“The Soundtrack of Quebec”: the stories behind 50 great Quebec songs

From Yvon Deschamps to Offenbach, via Jean Lapointe, the stories behind 50 classics from our musical repertoire are revealed through new capsules on the web.

Newspaper archives, photos of manuscripts scribbled with original lyrics, unpublished interviews; Bibliothèque et Archives nationaux du Québec (BAnQ) carried out painstaking work over more than two years to bring the web series to the world The Soundtrack of Quebecproduced by Urbania.

“The research work was colossal, like the steps to obtain the rights to these songs, but we are very proud of this project; it’s a part of our history that is presented with the current and popular touch of Urbania,” rejoices, on the line, Marie Grégoire, president and CEO of BAnQ.

With 50 video clips of five minutes each, eight of which are already available on the BAnQ YouTube channel, we can notably learn that Yvon Deschamps wrote the lyrics to Love each other in just one hour, after he had just met his wife, Judi Richards, in 1970.

Manuscript of the lyrics of the song “Aimons-nous”, by Yvon Deschamps, circa 1969.

Photo provided by BANQ

“He is a very romantic man,” says Mme Richards to her husband, in the capsule dedicated to Love each other. “He once drove all the way to Prince Edward Island and back, just to give me flowers,” she says.

My blues can’t pass through the door

The 50 songs in this project were selected following a survey of 1,100 people. No titles more recent than 2002 will appear there.

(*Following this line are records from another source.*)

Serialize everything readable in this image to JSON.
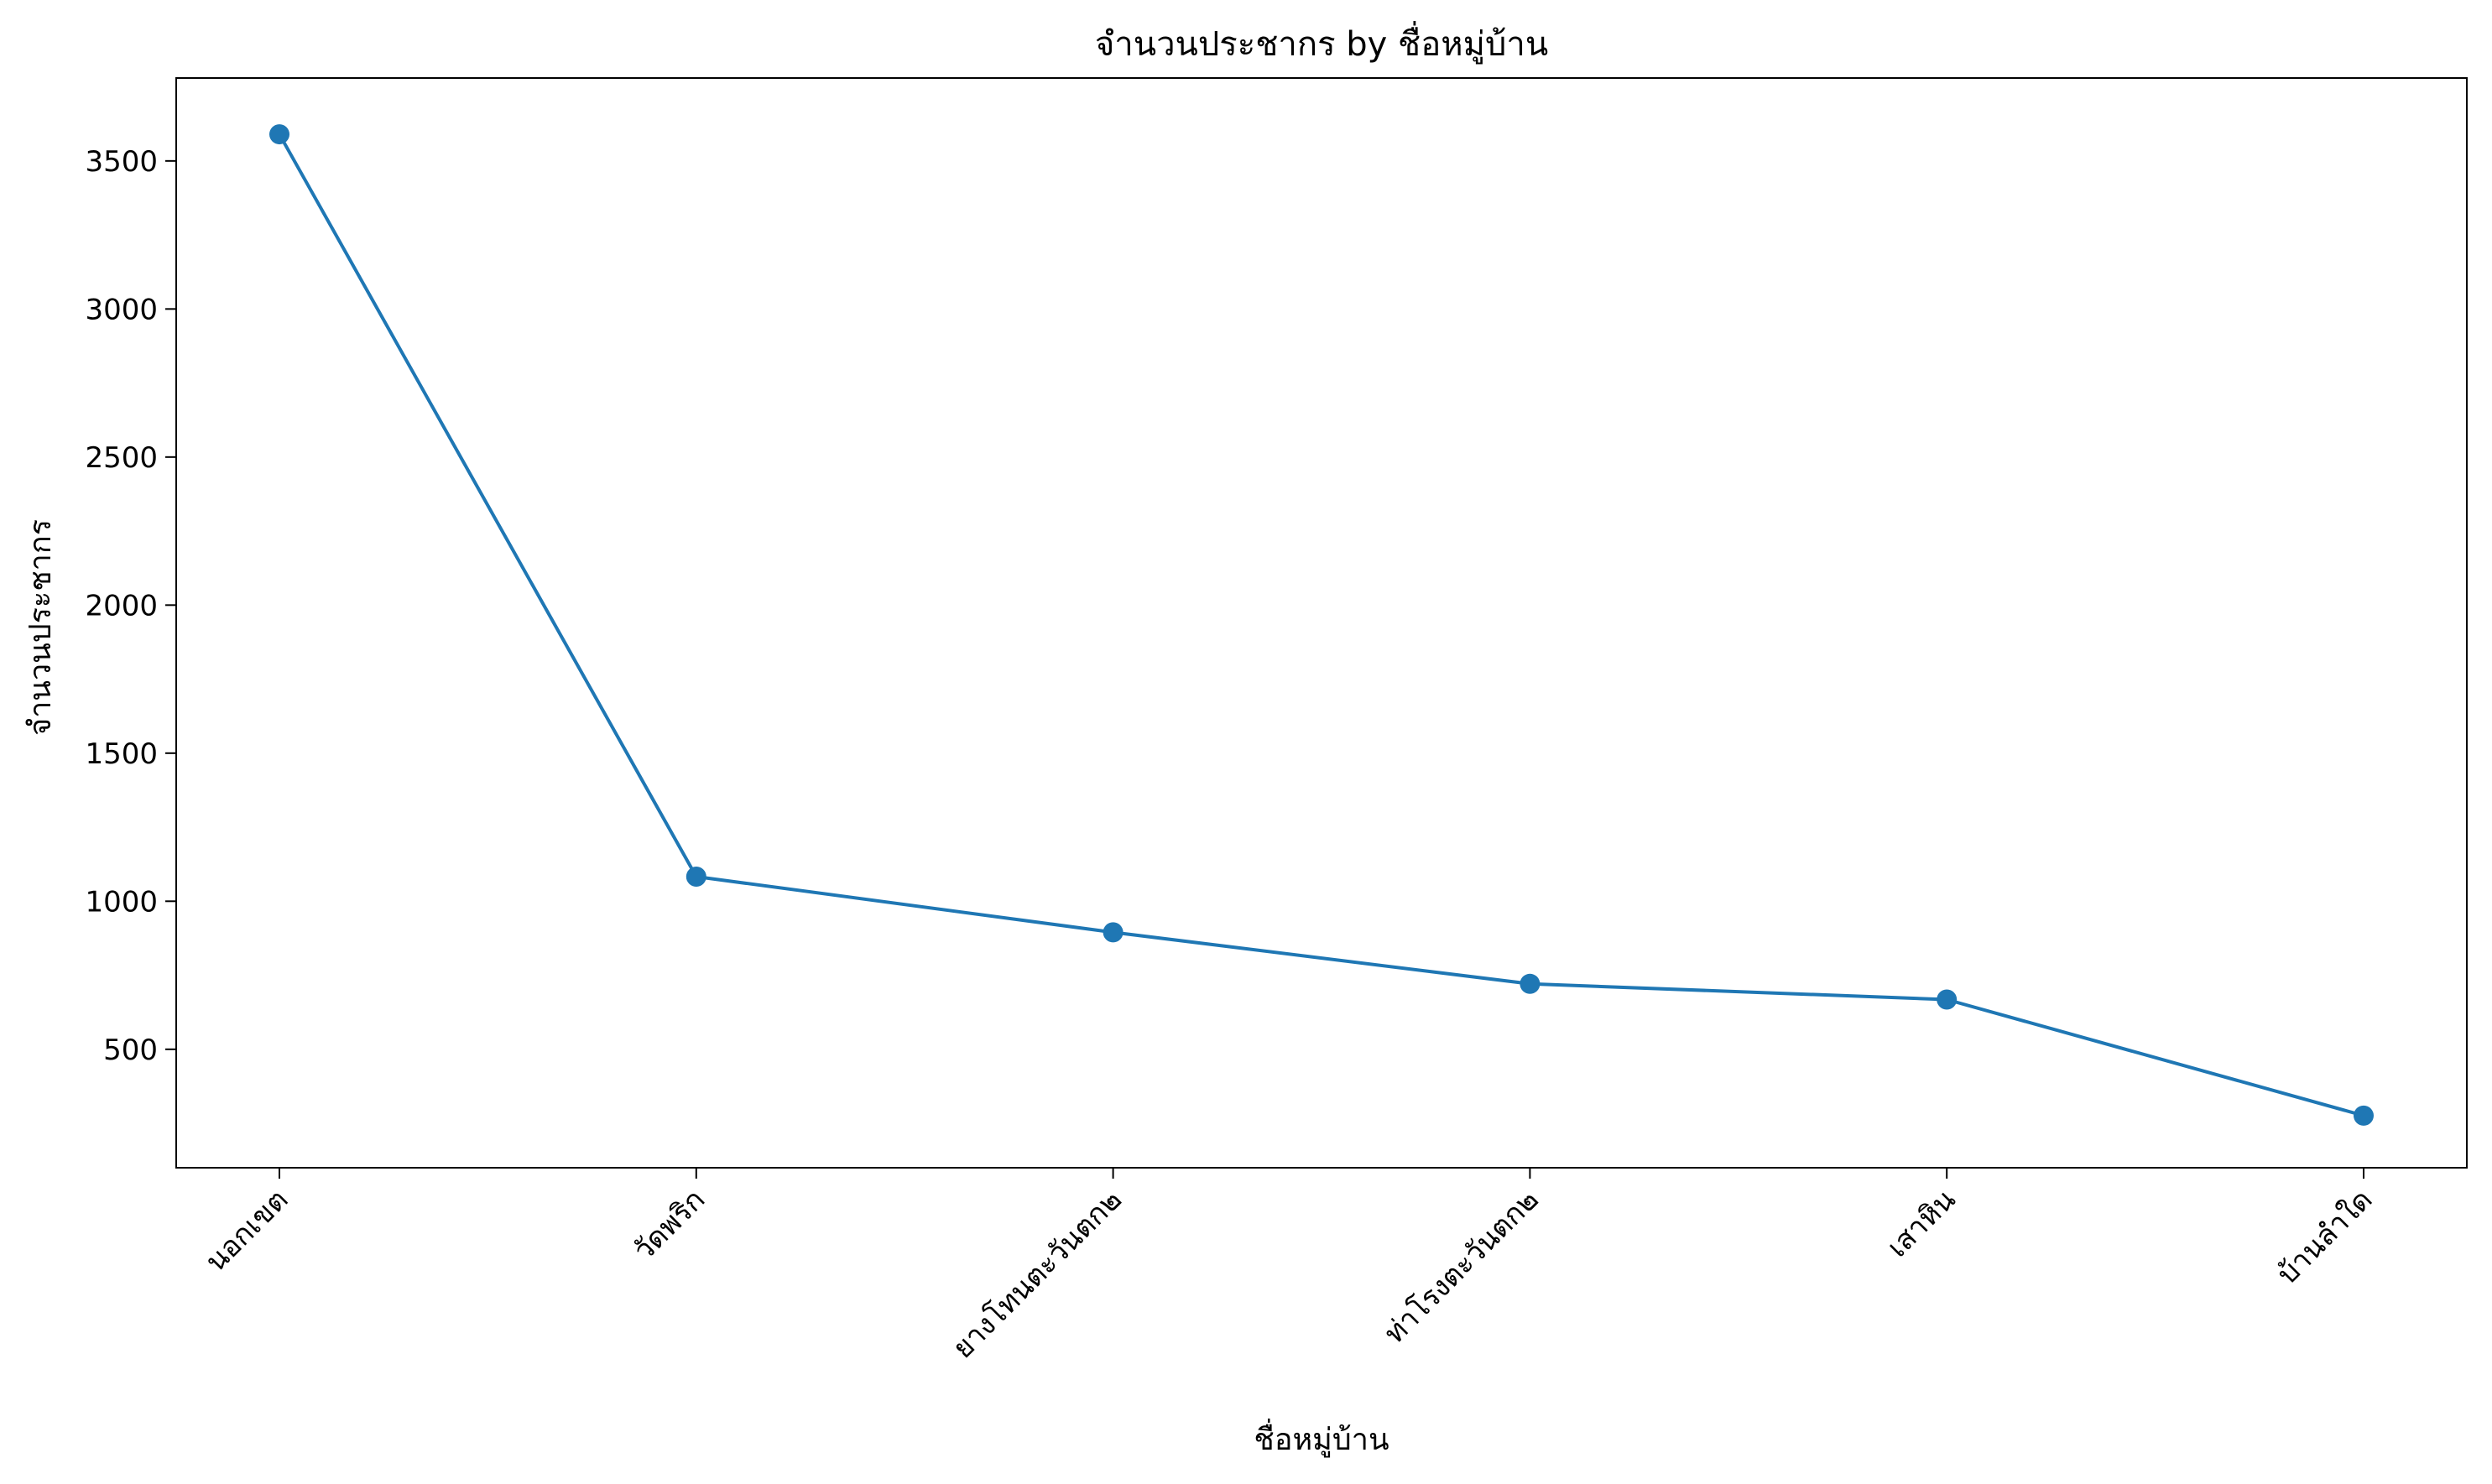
{
  "chart_data": {
    "type": "line",
    "title": "จำนวนประชากร by ชื่อหมู่บ้าน",
    "xlabel": "ชื่อหมู่บ้าน",
    "ylabel": "จำนวนประชากร",
    "categories": [
      "นอกเขต",
      "วัดพริก",
      "ยางโทนตะวันตก๒",
      "ท่าโรงตะวันตก๒",
      "เสาหิน",
      "บ้านลำใด"
    ],
    "series": [
      {
        "values": [
          3590,
          1083,
          895,
          721,
          668,
          276
        ]
      }
    ],
    "ylim": [
      100,
      3780
    ],
    "yticks": [
      500,
      1000,
      1500,
      2000,
      2500,
      3000,
      3500
    ],
    "grid": false,
    "legend": "none",
    "colors": {
      "line": "#1f77b4",
      "marker": "#1f77b4",
      "axes": "#000000"
    }
  }
}
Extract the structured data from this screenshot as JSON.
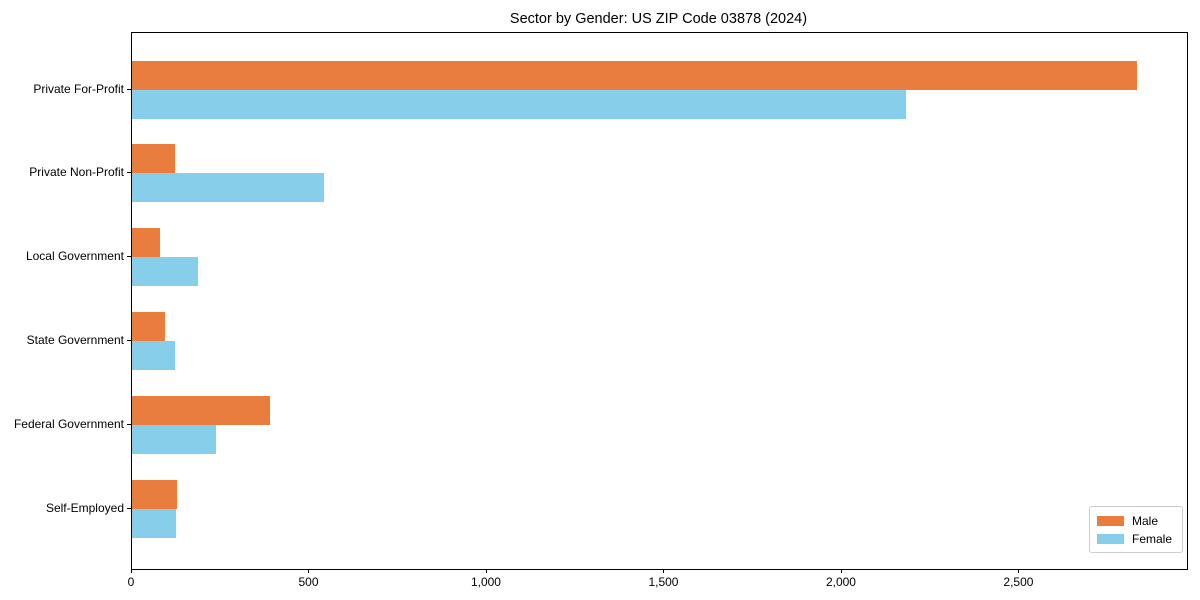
{
  "title": "Sector by Gender: US ZIP Code 03878 (2024)",
  "colors": {
    "male": "#e87d3e",
    "female": "#87ceeb",
    "spine": "#000000",
    "legend_border": "#cccccc",
    "text": "#000000",
    "background": "#ffffff"
  },
  "chart_data": {
    "type": "bar",
    "orientation": "horizontal",
    "title": "Sector by Gender: US ZIP Code 03878 (2024)",
    "categories": [
      "Private For-Profit",
      "Private Non-Profit",
      "Local Government",
      "State Government",
      "Federal Government",
      "Self-Employed"
    ],
    "series": [
      {
        "name": "Male",
        "color": "#e87d3e",
        "values": [
          2830,
          120,
          79,
          92,
          388,
          128
        ]
      },
      {
        "name": "Female",
        "color": "#87ceeb",
        "values": [
          2180,
          542,
          187,
          122,
          238,
          123
        ]
      }
    ],
    "xlabel": "",
    "ylabel": "",
    "xlim": [
      0,
      2972
    ],
    "xticks": [
      0,
      500,
      1000,
      1500,
      2000,
      2500
    ],
    "xtick_labels": [
      "0",
      "500",
      "1,000",
      "1,500",
      "2,000",
      "2,500"
    ],
    "legend": {
      "position": "lower-right",
      "items": [
        "Male",
        "Female"
      ]
    },
    "grid": false
  }
}
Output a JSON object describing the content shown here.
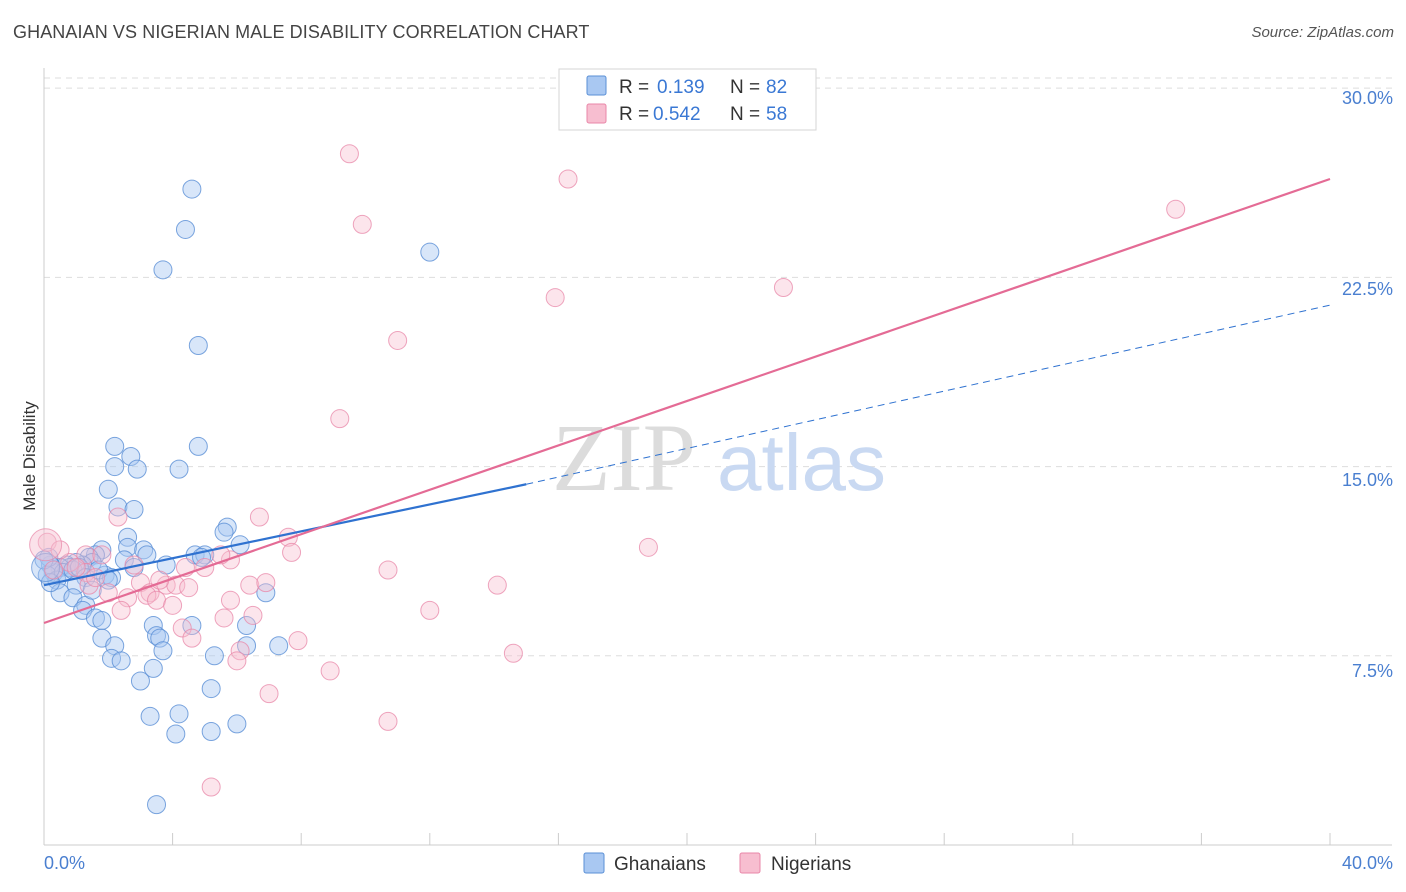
{
  "title": "GHANAIAN VS NIGERIAN MALE DISABILITY CORRELATION CHART",
  "source": "Source: ZipAtlas.com",
  "watermark": {
    "zip": "ZIP",
    "atlas": "atlas"
  },
  "colors": {
    "ghanaian_fill": "#a9c8f2",
    "ghanaian_stroke": "#5a8fd6",
    "ghanaian_line": "#2f72d0",
    "nigerian_fill": "#f7bed0",
    "nigerian_stroke": "#e887a8",
    "nigerian_line": "#e46b95",
    "tick_text": "#4a7fd0",
    "grid": "#dddddd"
  },
  "legend": {
    "rows": [
      {
        "r_label": "R =",
        "r_value": "0.139",
        "n_label": "N =",
        "n_value": "82"
      },
      {
        "r_label": "R =",
        "r_value": "0.542",
        "n_label": "N =",
        "n_value": "58"
      }
    ]
  },
  "chart_data": {
    "type": "scatter",
    "title": "GHANAIAN VS NIGERIAN MALE DISABILITY CORRELATION CHART",
    "xlabel": "",
    "ylabel": "Male Disability",
    "xlim": [
      0,
      40
    ],
    "ylim": [
      0,
      30.8
    ],
    "x_tick_labels": [
      "0.0%",
      "40.0%"
    ],
    "y_ticks": [
      7.5,
      15.0,
      22.5,
      30.0
    ],
    "y_tick_labels": [
      "7.5%",
      "15.0%",
      "22.5%",
      "30.0%"
    ],
    "grid": true,
    "legend_position": "top-center",
    "series": [
      {
        "name": "Ghanaians",
        "r": 0.139,
        "n": 82,
        "trend": {
          "x0": 0,
          "y0": 10.3,
          "x1": 15.0,
          "y1": 14.3,
          "dashed_to_x": 40,
          "dashed_to_y": 21.4
        },
        "points": [
          [
            4.6,
            26.0
          ],
          [
            4.4,
            24.4
          ],
          [
            3.7,
            22.8
          ],
          [
            4.8,
            19.8
          ],
          [
            12.0,
            23.5
          ],
          [
            2.2,
            15.8
          ],
          [
            2.7,
            15.4
          ],
          [
            4.8,
            15.8
          ],
          [
            2.2,
            15.0
          ],
          [
            2.9,
            14.9
          ],
          [
            4.2,
            14.9
          ],
          [
            2.0,
            14.1
          ],
          [
            2.3,
            13.4
          ],
          [
            2.8,
            13.3
          ],
          [
            2.6,
            12.2
          ],
          [
            5.7,
            12.6
          ],
          [
            5.6,
            12.4
          ],
          [
            6.1,
            11.9
          ],
          [
            2.6,
            11.8
          ],
          [
            3.1,
            11.7
          ],
          [
            3.2,
            11.5
          ],
          [
            4.7,
            11.5
          ],
          [
            5.0,
            11.5
          ],
          [
            4.9,
            11.4
          ],
          [
            2.5,
            11.3
          ],
          [
            1.8,
            11.7
          ],
          [
            1.6,
            11.5
          ],
          [
            1.4,
            11.4
          ],
          [
            1.5,
            11.2
          ],
          [
            1.2,
            11.1
          ],
          [
            1.0,
            11.2
          ],
          [
            0.7,
            11.1
          ],
          [
            0.8,
            11.0
          ],
          [
            0.5,
            11.0
          ],
          [
            0.3,
            10.8
          ],
          [
            0.2,
            11.1
          ],
          [
            0.15,
            11.4
          ],
          [
            0.1,
            10.7
          ],
          [
            0.4,
            10.5
          ],
          [
            0.6,
            10.8
          ],
          [
            0.9,
            10.9
          ],
          [
            1.1,
            11.0
          ],
          [
            1.3,
            10.6
          ],
          [
            1.9,
            10.7
          ],
          [
            1.7,
            10.9
          ],
          [
            3.8,
            11.1
          ],
          [
            1.0,
            10.3
          ],
          [
            0.5,
            10.0
          ],
          [
            0.9,
            9.8
          ],
          [
            2.1,
            10.6
          ],
          [
            1.3,
            9.5
          ],
          [
            1.2,
            9.3
          ],
          [
            1.6,
            9.0
          ],
          [
            1.8,
            8.9
          ],
          [
            6.9,
            10.0
          ],
          [
            3.4,
            8.7
          ],
          [
            4.6,
            8.7
          ],
          [
            6.3,
            8.7
          ],
          [
            1.8,
            8.2
          ],
          [
            3.5,
            8.3
          ],
          [
            3.6,
            8.2
          ],
          [
            2.2,
            7.9
          ],
          [
            3.7,
            7.7
          ],
          [
            6.3,
            7.9
          ],
          [
            7.3,
            7.9
          ],
          [
            2.1,
            7.4
          ],
          [
            2.4,
            7.3
          ],
          [
            5.3,
            7.5
          ],
          [
            3.4,
            7.0
          ],
          [
            3.0,
            6.5
          ],
          [
            5.2,
            6.2
          ],
          [
            3.3,
            5.1
          ],
          [
            4.2,
            5.2
          ],
          [
            6.0,
            4.8
          ],
          [
            4.1,
            4.4
          ],
          [
            5.2,
            4.5
          ],
          [
            3.5,
            1.6
          ],
          [
            0.2,
            10.4
          ],
          [
            0.0,
            11.3
          ],
          [
            2.0,
            10.5
          ],
          [
            1.5,
            10.1
          ],
          [
            2.8,
            11.0
          ]
        ]
      },
      {
        "name": "Nigerians",
        "r": 0.542,
        "n": 58,
        "trend": {
          "x0": 0,
          "y0": 8.8,
          "x1": 40,
          "y1": 26.4
        },
        "points": [
          [
            9.5,
            27.4
          ],
          [
            16.3,
            26.4
          ],
          [
            9.9,
            24.6
          ],
          [
            35.2,
            25.2
          ],
          [
            15.9,
            21.7
          ],
          [
            23.0,
            22.1
          ],
          [
            11.0,
            20.0
          ],
          [
            9.2,
            16.9
          ],
          [
            6.7,
            13.0
          ],
          [
            2.3,
            13.0
          ],
          [
            18.8,
            11.8
          ],
          [
            7.6,
            12.2
          ],
          [
            7.7,
            11.6
          ],
          [
            5.8,
            11.3
          ],
          [
            5.0,
            11.0
          ],
          [
            10.7,
            10.9
          ],
          [
            1.3,
            11.5
          ],
          [
            1.8,
            11.5
          ],
          [
            0.1,
            12.0
          ],
          [
            0.8,
            11.2
          ],
          [
            1.3,
            10.8
          ],
          [
            1.4,
            10.3
          ],
          [
            2.0,
            10.0
          ],
          [
            3.0,
            10.4
          ],
          [
            3.8,
            10.3
          ],
          [
            4.1,
            10.3
          ],
          [
            6.4,
            10.3
          ],
          [
            6.9,
            10.4
          ],
          [
            4.5,
            10.2
          ],
          [
            14.1,
            10.3
          ],
          [
            3.3,
            10.0
          ],
          [
            2.6,
            9.8
          ],
          [
            3.2,
            9.9
          ],
          [
            3.5,
            9.7
          ],
          [
            4.0,
            9.5
          ],
          [
            5.8,
            9.7
          ],
          [
            6.5,
            9.1
          ],
          [
            12.0,
            9.3
          ],
          [
            2.4,
            9.3
          ],
          [
            5.6,
            9.0
          ],
          [
            4.3,
            8.6
          ],
          [
            4.6,
            8.2
          ],
          [
            7.9,
            8.1
          ],
          [
            6.1,
            7.7
          ],
          [
            14.6,
            7.6
          ],
          [
            6.0,
            7.3
          ],
          [
            8.9,
            6.9
          ],
          [
            7.0,
            6.0
          ],
          [
            10.7,
            4.9
          ],
          [
            5.2,
            2.3
          ],
          [
            0.5,
            11.7
          ],
          [
            1.0,
            11.0
          ],
          [
            0.3,
            10.9
          ],
          [
            2.8,
            11.1
          ],
          [
            4.4,
            11.0
          ],
          [
            5.5,
            11.5
          ],
          [
            1.6,
            10.6
          ],
          [
            3.6,
            10.5
          ]
        ]
      }
    ]
  }
}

We also discover that the words of My blues can’t pass through the doorby Offenbach, was basically a business card left by the lyricist Pierre Huet to Gerry Boulet.


Offenbach, in 1979.

Photo provided by BANQ, MICHEL GRAVEL (CNW Group/Library and National Archives of Quebec)

“He [Pierre Huet] left this text with Gerry to show him that he didn’t just write poetry for Beau Dommage and that he could also write things more edgy for Offenbach”, remembers Breen Leboeuf, bassist of the group, in the episode relating to this song published in 1978.

It’s in the songs

The Soundtrack of Quebec also allows us to lift the veil on the texts of the title It’s in the songs, from 1976, by the late Jean Lapointe. While he was in therapy to resolve his alcohol problems, he met the lyricist and musician Marcel Lefebvre, also in therapy for the same reasons. In preparation for an album, at the time of the first referendum, an ode to Quebec was essential.

The song The Cathedrals Timewritten by Luc Plamondon and composed by Richard Cocciante for the musical Notre Dame de Paris, will also be part of the project, the other capsules of which will be put online over the next two years.